While the French maison is known for its array of skincare collections that are saturated with plant-based ingredients, many may not be aware that these key ingredients have been meticulously and sustainably sourced and cultivated to ensure the ecosystems that they are a part of are not damaged.
But that fact is just scratching the surface of how it is involved in agroecological conservation and research. Below, we shed light on the five best practices that Chanel Beauty has adopted to not only do good to our planet, but our skin too.
The maison is committed to developing unique extraction and separation techniques to obtain active ingredients from plants as it believes that each of these organisms – or rather each molecule – is different and hence it is essential to apply specific methods to obtain the best results.
Take for instance its partnership with local farmer Deborah Courron to cultivate both the solidago and anthyllis plants in the Southern French Alps (pictured) with the greatest respect for nature, performing the weed control entirely by hand. The harvesting process is executed in the traditional method by using trays (not machines) to protect the natural qualities of these two plants. The two active ingredients, anthyllis extract and solidago extract, are present in the Sublimage skincare line.
Chanel believes that the active ingredients in each plant it cultivates – including the quintessential camellia (pictured) which is grown sans chemical products and harvested by hand – require a targeted technique in order to maintain the purity of its benefits.
The research team identifies high-potential molecules within the selected plants and employs tailored techniques that are optimised according to the principles of green chemistry a.k.a sustainable chemistry. In essence, green chemistry is said to be the design of chemical products and processes – from the product design to its disposal – that minimise or eliminate the production of harmful substances.
Known as open-sky laboratories, these facilitate the sustainable growth of plants as well as the studies on rare ingredients, acting as centres for botanical research, cultivation and experimentation of exclusively natural ingredients. This further cements Chanel Beauty’s commitment to exemplary sourcing on the environmental and territorial levels.
Three other open-sky laboratories followed that of the first one in Madagascar: two in France and another in Costa Rica (pictured). These laboratories are located in different climatic areas around the world for greater and more varied access to biodiversity, with each containing species that represent the raw materials that fuel the production of active ingredients.

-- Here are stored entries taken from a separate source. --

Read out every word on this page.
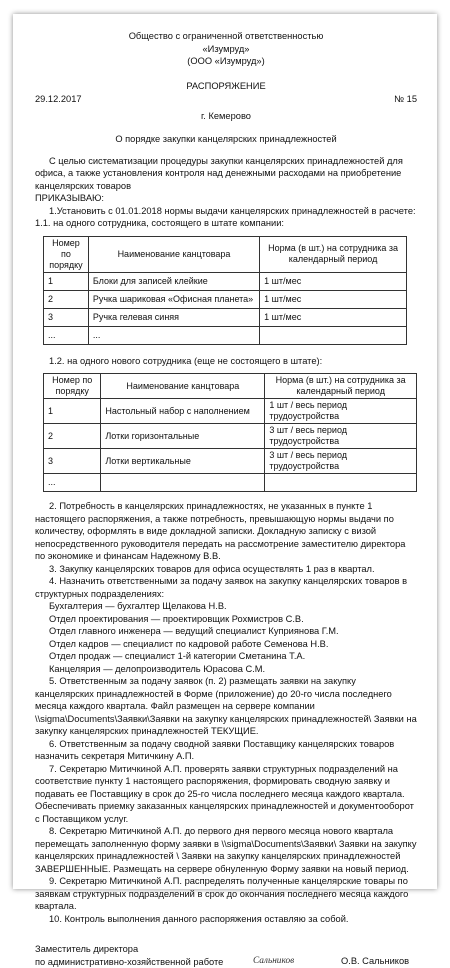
Общество с ограниченной ответственностью
«Изумруд»
(ООО «Изумруд»)
РАСПОРЯЖЕНИЕ
29.12.2017	№ 15
г. Кемерово
О порядке закупки канцелярских принадлежностей
С целью систематизации процедуры закупки канцелярских принадлежностей для офиса, а также установления контроля над денежными расходами на приобретение канцелярских товаров
ПРИКАЗЫВАЮ:
1.Установить с 01.01.2018 нормы выдачи канцелярских принадлежностей в расчете:
1.1. на одного сотрудника, состоящего в штате компании:
Номер по порядку	Наименование канцтовара	Норма (в шт.) на сотрудника за календарный период
1	Блоки для записей клейкие	1 шт/мес
2	Ручка шариковая «Офисная планета»	1 шт/мес
3	Ручка гелевая синяя	1 шт/мес
...	...	
1.2. на одного нового сотрудника (еще не состоящего в штате):
Номер по порядку	Наименование канцтовара	Норма (в шт.) на сотрудника за календарный период
1	Настольный набор с наполнением	1 шт / весь период трудоустройства
2	Лотки горизонтальные	3 шт / весь период трудоустройства
3	Лотки вертикальные	3 шт / весь период трудоустройства
...		
2. Потребность в канцелярских принадлежностях, не указанных в пункте 1 настоящего распоряжения, а также потребность, превышающую нормы выдачи по количеству, оформлять в виде докладной записки. Докладную записку с визой непосредственного руководителя передать на рассмотрение заместителю директора по экономике и финансам Надежному В.В.
3. Закупку канцелярских товаров для офиса осуществлять 1 раз в квартал.
4. Назначить ответственными за подачу заявок на закупку канцелярских товаров в структурных подразделениях:
Бухгалтерия — бухгалтер Щелакова Н.В.
Отдел проектирования — проектировщик Рохмистров С.В.
Отдел главного инженера — ведущий специалист Куприянова Г.М.
Отдел кадров — специалист по кадровой работе Семенова Н.В.
Отдел продаж — специалист 1-й категории Сметанина Т.А.
Канцелярия — делопроизводитель Юрасова С.М.
5. Ответственным за подачу заявок (п. 2) размещать заявки на закупку канцелярских принадлежностей в Форме (приложение) до 20-го числа последнего месяца каждого квартала. Файл размещен на сервере компании \\sigma\Documents\Заявки\Заявки на закупку канцелярских принадлежностей\ Заявки на закупку канцелярских принадлежностей ТЕКУЩИЕ.
6. Ответственным за подачу сводной заявки Поставщику канцелярских товаров назначить секретаря Митичкину А.П.
7. Секретарю Митичкиной А.П. проверять заявки структурных подразделений на соответствие пункту 1 настоящего распоряжения, формировать сводную заявку и подавать ее Поставщику в срок до 25-го числа последнего месяца каждого квартала. Обеспечивать приемку заказанных канцелярских принадлежностей и документооборот с Поставщиком услуг.
8. Секретарю Митичкиной А.П. до первого дня первого месяца нового квартала перемещать заполненную форму заявки в \\sigma\Documents\Заявки\ Заявки на закупку канцелярских принадлежностей \ Заявки на закупку канцелярских принадлежностей ЗАВЕРШЕННЫЕ. Размещать на сервере обнуленную Форму заявки на новый период.
9. Секретарю Митичкиной А.П. распределять полученные канцелярские товары по заявкам структурных подразделений в срок до окончания последнего месяца каждого квартала.
10. Контроль выполнения данного распоряжения оставляю за собой.
Заместитель директора
по административно-хозяйственной работе	Сальников	О.В. Сальников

Alongside its involvement in establishing plantations in Madagascar, the brand is also contributing to fundamental Madagascan research by funding several theses on the endemic vanilla of Madagascar (pictured). Additionally, Chanel Beauty is committed to agricultural research through an agroforestry reforestation program in the northern region of Ambanja, aiming to protect the soils and ecosystems in view of future climate change.
The year 2019 also saw the launch of the design and operation of an experimental agroecological farm with the purpose of testing and promoting cultivation techniques to address the determined territorial challenges such as soil erosion, water provision, food autonomy, and adaptation to climate change.

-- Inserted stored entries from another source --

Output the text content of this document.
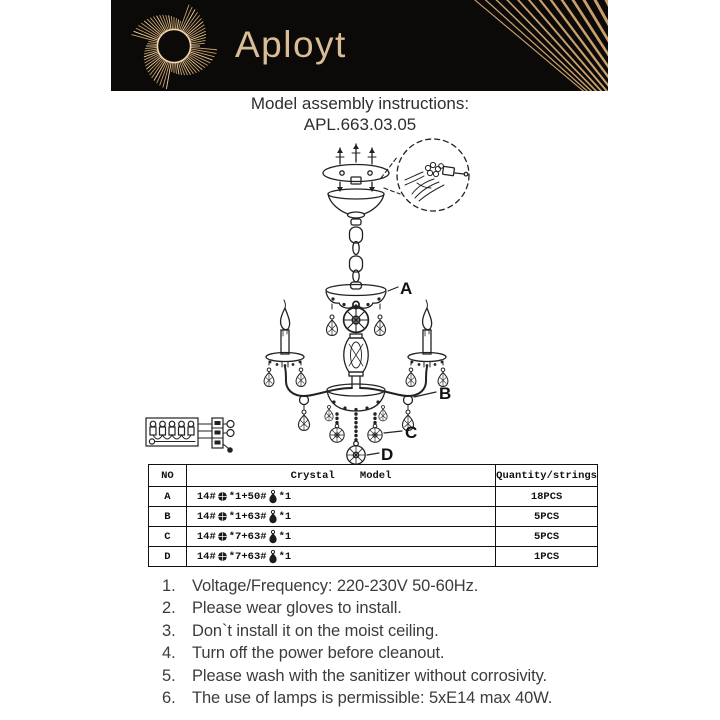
Aployt
Model assembly instructions:
APL.663.03.05
A
B
C
D
NO	Crystal    Model	Quantity/strings
A	14# *1+50# *1	18PCS
B	14# *1+63# *1	5PCS
C	14# *7+63# *1	5PCS
D	14# *7+63# *1	1PCS
1. Voltage/Frequency: 220-230V 50-60Hz.
2. Please wear gloves to install.
3. Don`t install it on the moist ceiling.
4. Turn off the power before cleanout.
5. Please wash with the sanitizer without corrosivity.
6. The use of lamps is permissible: 5xE14 max 40W.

Last September, Chanel launched an immersive botanical exhibition known as the La Beaute se Cultive (‘Cultivating Beauty’ in French) at Paris’ expansive Natural History Museum’s Mineralogy Gallery which is situated on the grounds of a 17th-century royal garden of medicinal plants. Besides showcasing the rare plants used in its skincare potions, the exhibit also focused on the sustainable efforts in growing and cultivating the ingredients, as well as other rare plants from its botanical collections.